A player welfare manager will help get players ready for that transition, whether setting them on training courses, helping with finances or looking for prospective employers, but another major part of the role is, essentially, simply to be a sounding board.
Just like in all walks of life, rugby players can have all sorts of issues whether that is mental health, alcohol, drugs, gambling… the list goes on.
Lynch, who spends one day per week on a counselling course at college as part of his own training, explained: “The way the game is going currently everyone does need a welfare officer.
“It can stop or prevent things from happening if you’re around the players and they do have things wrong that they want to talk about.
“But it’s all across the board with different things. It was a bit frustrating to start with. A lot of it is standing about and when the lads are there you do feel a spare part at times.
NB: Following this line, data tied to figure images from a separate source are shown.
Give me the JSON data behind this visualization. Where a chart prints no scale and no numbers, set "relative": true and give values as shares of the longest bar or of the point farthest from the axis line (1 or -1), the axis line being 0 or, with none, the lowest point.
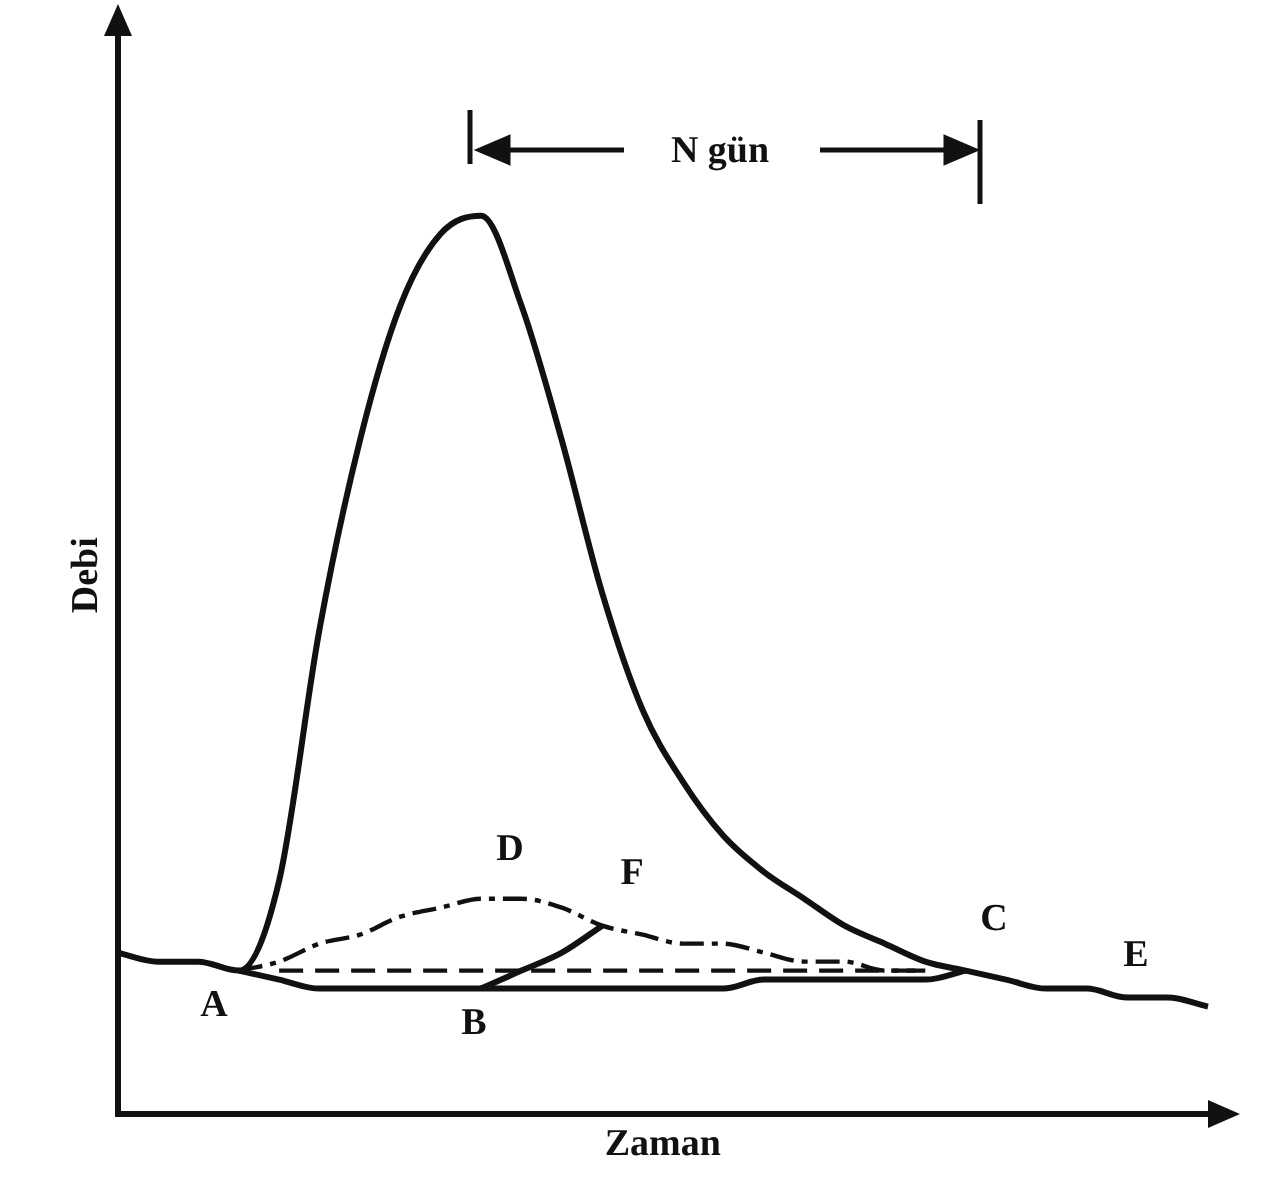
{
  "chart_data": {
    "type": "line",
    "relative": true,
    "xlabel": "Zaman",
    "ylabel": "Debi",
    "legend": false,
    "grid": false,
    "marker": "none",
    "categories": [
      null,
      null,
      null,
      null,
      null,
      null,
      null,
      null,
      null,
      null,
      null,
      null,
      null,
      null,
      null,
      null,
      null,
      null,
      null,
      null,
      null,
      null,
      null,
      null,
      null,
      null,
      null,
      null
    ],
    "series": [
      {
        "color": "#111111",
        "line_style": "solid",
        "values": [
          0.18,
          0.17,
          0.17,
          0.16,
          0.26,
          0.54,
          0.75,
          0.9,
          0.98,
          1.0,
          0.9,
          0.75,
          0.58,
          0.45,
          0.37,
          0.31,
          0.27,
          0.24,
          0.21,
          0.19,
          0.17,
          0.16,
          0.15,
          0.14,
          0.14,
          0.13,
          0.13,
          0.12
        ]
      },
      {
        "color": "#111111",
        "line_style": "solid",
        "values": [
          null,
          null,
          null,
          0.16,
          0.15,
          0.14,
          0.14,
          0.14,
          0.14,
          0.14,
          0.14,
          0.14,
          0.14,
          0.14,
          0.14,
          0.14,
          0.15,
          0.15,
          0.15,
          0.15,
          0.15,
          0.16,
          null,
          null,
          null,
          null,
          null,
          null
        ]
      },
      {
        "color": "#111111",
        "line_style": "dashed",
        "values": [
          null,
          null,
          null,
          null,
          0.16,
          0.16,
          0.16,
          0.16,
          0.16,
          0.16,
          0.16,
          0.16,
          0.16,
          0.16,
          0.16,
          0.16,
          0.16,
          0.16,
          0.16,
          0.16,
          0.16,
          null,
          null,
          null,
          null,
          null,
          null,
          null
        ]
      },
      {
        "color": "#111111",
        "line_style": "dashdot",
        "values": [
          null,
          null,
          null,
          0.16,
          0.17,
          0.19,
          0.2,
          0.22,
          0.23,
          0.24,
          0.24,
          0.23,
          0.21,
          0.2,
          0.19,
          0.19,
          0.18,
          0.17,
          0.17,
          0.16,
          0.16,
          null,
          null,
          null,
          null,
          null,
          null,
          null
        ]
      },
      {
        "color": "#111111",
        "line_style": "solid",
        "values": [
          null,
          null,
          null,
          null,
          null,
          null,
          null,
          null,
          null,
          0.14,
          0.16,
          0.18,
          0.21,
          null,
          null,
          null,
          null,
          null,
          null,
          null,
          null,
          null,
          null,
          null,
          null,
          null,
          null,
          null
        ]
      }
    ],
    "annotations": [
      "A",
      "B",
      "C",
      "D",
      "E",
      "F",
      "N gün"
    ]
  }
}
“I know I’ve just gone from a player to a welfare officer… a job... so it is different. But you’re starting your life again.
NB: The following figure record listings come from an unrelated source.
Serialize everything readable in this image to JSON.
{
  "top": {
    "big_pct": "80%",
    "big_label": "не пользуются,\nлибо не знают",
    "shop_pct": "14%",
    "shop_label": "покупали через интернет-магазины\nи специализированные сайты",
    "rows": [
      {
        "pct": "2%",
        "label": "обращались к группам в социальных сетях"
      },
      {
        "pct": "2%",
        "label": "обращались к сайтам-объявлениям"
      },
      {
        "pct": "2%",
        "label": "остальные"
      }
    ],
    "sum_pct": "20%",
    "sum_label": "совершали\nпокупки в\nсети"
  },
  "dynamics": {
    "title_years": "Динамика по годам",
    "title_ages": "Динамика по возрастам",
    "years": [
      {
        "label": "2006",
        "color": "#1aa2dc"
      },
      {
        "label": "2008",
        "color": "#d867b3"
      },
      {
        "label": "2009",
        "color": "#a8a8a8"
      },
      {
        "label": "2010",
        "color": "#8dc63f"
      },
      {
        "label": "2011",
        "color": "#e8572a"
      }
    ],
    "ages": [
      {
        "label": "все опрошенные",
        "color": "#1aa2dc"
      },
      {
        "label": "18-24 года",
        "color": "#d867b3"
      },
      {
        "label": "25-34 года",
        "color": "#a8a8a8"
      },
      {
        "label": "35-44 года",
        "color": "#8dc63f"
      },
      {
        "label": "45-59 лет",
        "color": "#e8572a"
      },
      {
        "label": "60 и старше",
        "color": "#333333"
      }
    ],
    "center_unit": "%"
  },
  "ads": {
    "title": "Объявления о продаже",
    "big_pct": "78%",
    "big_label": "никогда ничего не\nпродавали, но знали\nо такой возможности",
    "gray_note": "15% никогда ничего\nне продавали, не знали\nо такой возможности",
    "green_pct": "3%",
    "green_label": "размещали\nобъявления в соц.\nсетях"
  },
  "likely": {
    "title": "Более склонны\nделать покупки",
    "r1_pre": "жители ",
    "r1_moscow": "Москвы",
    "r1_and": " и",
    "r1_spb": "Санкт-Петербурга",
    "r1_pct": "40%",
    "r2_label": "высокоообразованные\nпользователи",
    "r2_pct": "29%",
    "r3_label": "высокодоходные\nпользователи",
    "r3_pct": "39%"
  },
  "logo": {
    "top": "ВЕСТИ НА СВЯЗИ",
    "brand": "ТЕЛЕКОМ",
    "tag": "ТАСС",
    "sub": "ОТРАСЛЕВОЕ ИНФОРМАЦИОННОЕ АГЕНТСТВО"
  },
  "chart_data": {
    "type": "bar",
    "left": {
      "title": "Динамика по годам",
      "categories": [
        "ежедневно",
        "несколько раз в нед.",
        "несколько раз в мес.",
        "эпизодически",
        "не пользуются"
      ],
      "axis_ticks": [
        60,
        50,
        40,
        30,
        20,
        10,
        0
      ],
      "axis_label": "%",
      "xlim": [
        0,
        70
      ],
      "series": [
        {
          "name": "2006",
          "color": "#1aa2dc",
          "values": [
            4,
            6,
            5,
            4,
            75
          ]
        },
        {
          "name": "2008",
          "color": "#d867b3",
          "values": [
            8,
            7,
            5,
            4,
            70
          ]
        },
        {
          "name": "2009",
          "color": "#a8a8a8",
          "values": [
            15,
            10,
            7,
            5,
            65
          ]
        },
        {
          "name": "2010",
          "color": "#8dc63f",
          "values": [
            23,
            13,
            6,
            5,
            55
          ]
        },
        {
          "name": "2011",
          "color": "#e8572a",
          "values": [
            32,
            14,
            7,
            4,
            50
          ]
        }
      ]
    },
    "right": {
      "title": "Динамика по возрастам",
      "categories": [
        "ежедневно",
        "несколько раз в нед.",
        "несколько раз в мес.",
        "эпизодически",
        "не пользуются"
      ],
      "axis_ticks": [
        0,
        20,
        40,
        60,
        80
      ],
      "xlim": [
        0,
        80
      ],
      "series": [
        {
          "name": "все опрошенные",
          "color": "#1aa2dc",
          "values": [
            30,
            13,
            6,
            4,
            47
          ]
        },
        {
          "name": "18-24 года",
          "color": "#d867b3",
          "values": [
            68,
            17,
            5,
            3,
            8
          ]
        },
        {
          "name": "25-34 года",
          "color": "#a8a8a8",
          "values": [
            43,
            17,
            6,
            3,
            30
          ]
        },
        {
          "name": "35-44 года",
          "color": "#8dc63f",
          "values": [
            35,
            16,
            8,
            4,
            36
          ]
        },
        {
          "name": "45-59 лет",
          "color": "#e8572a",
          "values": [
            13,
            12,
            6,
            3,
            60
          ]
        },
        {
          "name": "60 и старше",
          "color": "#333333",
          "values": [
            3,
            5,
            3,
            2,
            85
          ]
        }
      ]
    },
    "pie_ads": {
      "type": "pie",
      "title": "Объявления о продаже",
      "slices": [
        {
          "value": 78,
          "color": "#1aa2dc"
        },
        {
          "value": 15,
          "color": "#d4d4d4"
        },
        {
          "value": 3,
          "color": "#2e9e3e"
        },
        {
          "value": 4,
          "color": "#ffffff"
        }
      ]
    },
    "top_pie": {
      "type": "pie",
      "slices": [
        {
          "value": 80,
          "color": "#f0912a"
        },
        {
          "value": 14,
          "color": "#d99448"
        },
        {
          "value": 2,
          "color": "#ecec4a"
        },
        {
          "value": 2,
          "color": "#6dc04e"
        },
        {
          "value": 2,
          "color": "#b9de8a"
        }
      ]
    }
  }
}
“It’s a case of the lads gaining trust in you. I know I’ve played so long with them but this is different. I’m not one of them any more; I’m into a normal working life and it takes time to build up trust.
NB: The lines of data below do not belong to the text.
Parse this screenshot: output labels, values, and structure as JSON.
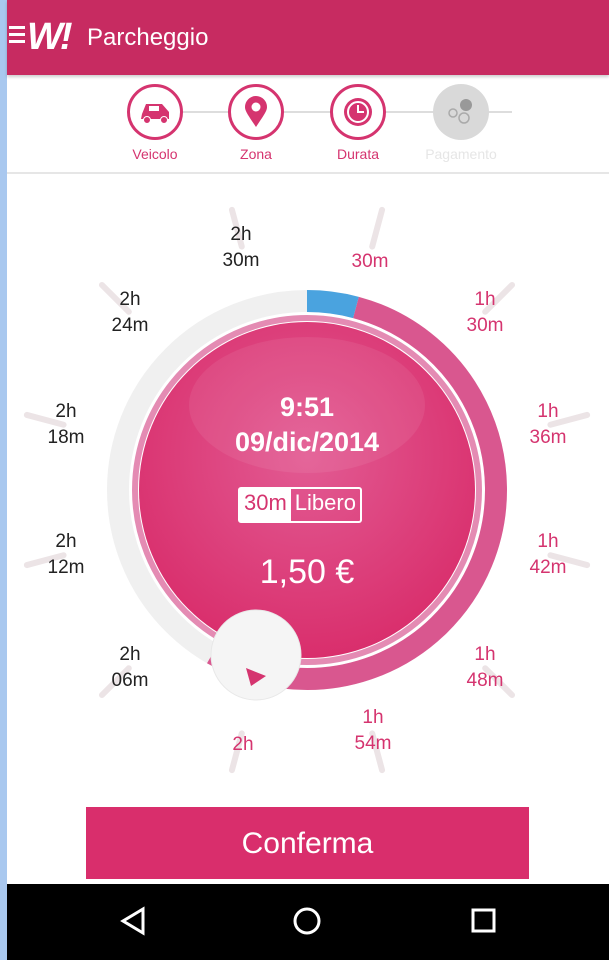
{
  "app_bar": {
    "title": "Parcheggio",
    "logo": "W!",
    "menu_icon": "hamburger-icon"
  },
  "steps": [
    {
      "label": "Veicolo",
      "icon": "car-icon",
      "state": "done"
    },
    {
      "label": "Zona",
      "icon": "map-pin-icon",
      "state": "done"
    },
    {
      "label": "Durata",
      "icon": "clock-icon",
      "state": "active"
    },
    {
      "label": "Pagamento",
      "icon": "coins-icon",
      "state": "disabled"
    }
  ],
  "dial": {
    "labels": [
      {
        "l1": "",
        "l2": "30m",
        "selected": true
      },
      {
        "l1": "1h",
        "l2": "30m",
        "selected": true
      },
      {
        "l1": "1h",
        "l2": "36m",
        "selected": true
      },
      {
        "l1": "1h",
        "l2": "42m",
        "selected": true
      },
      {
        "l1": "1h",
        "l2": "48m",
        "selected": true
      },
      {
        "l1": "1h",
        "l2": "54m",
        "selected": true
      },
      {
        "l1": "",
        "l2": "2h",
        "selected": true
      },
      {
        "l1": "2h",
        "l2": "06m",
        "selected": false
      },
      {
        "l1": "2h",
        "l2": "12m",
        "selected": false
      },
      {
        "l1": "2h",
        "l2": "18m",
        "selected": false
      },
      {
        "l1": "2h",
        "l2": "24m",
        "selected": false
      },
      {
        "l1": "2h",
        "l2": "30m",
        "selected": false
      }
    ],
    "end_time": "9:51",
    "end_date": "09/dic/2014",
    "free_duration": "30m",
    "free_label": "Libero",
    "price": "1,50 €",
    "selected_duration": "2h",
    "colors": {
      "accent": "#d5346f",
      "free": "#4aa3df",
      "track": "#f0f0f0"
    }
  },
  "confirm_label": "Conferma",
  "nav": {
    "back": "back-icon",
    "home": "home-icon",
    "recents": "recents-icon"
  }
}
“But I look back over the years and see how many players have finished and never really had any advice even with basic things like money and mortgages.
“Now things are being put in place so that transition is easier. A big ‘thank you’ has to go to Emma Rosewarne at the RFL for pushing this and Cas’ and all the clubs for buying into it.”
Lynch, 38, says some players seek his advice more than others.
“Cooky is onto me all the time,” he said, about the Tigers prop, who started at Bradford and won the World Club Challenge with Lynch when a teenager in 2006.
“That’s standard. What can he get? Owt for nowt?!
“He wants to make money wherever he can that one but I think he has enough under his mattress anyway...!
“But it is good. I’m enjoying it. I’m here every day so wherever they are training I’ll try to get down and see them then be back at the ground when they’re here.”
Lynch has been told of the signs to look out for when a player may need help and he added: “Being around the lads so much, and having chit-chats every day, you find little things out all the time.
“The main thing is being around them and making sure they’re happy in all aspects.
“Hopefully, they’re then in the best possible shape Sunday afternoon – or whenever they play – to play. If I can do anything to help or take any pressure off at all, I’ll do that.
“But there’s all sorts. If they want to do a joinery course I’ll look to sort that or one of the lads is doing a business management course so it’s a case of going out and helping source that.”
Leeds-born Lynch, meanwhile, is keeping busy out of work, too.
He will run the London Marathon later this month time with a group of friends for the charity Phab kids.
It is the first time he has attempted such a distance but it has also just been announced he will undertake the 300-mile UK Red Ride to Wembley from Old Trafford in Challenge Cup final week for Rugby League Cares.
He laughed: “It’s another challenge isn’t it?
“As soon as the marathon’s finished I’ll get my bike out and start training for that. I think you do have to challenge yourself, set goals and I have always wanted to do a marathon but never been able to before now. It’s exciting.”
It was not long ago, though, that Lynch, who trained as a joiner as a teenager before breaking through at Castleford, was planning to emigrate Down Under for retirement with his Australian wife and three kids.
He explained: “We were all set to go and I was excited.
“But then obviously April (wife) decided against it. She’s got a cake business that’s going really well and just her friends she’s got to know over here...
“So, that left me gutted – and running a marathon and doing a bike ride in the rain and wet instead of the sunshine!
“But I think April did do it partly for me; she didn’t know what to expect when I finished playing, how I’d react and what would come next.
“Never say never, though. When the kids get older it could be time to go then but we’ve had a house built now and we’re all settled so who knows?”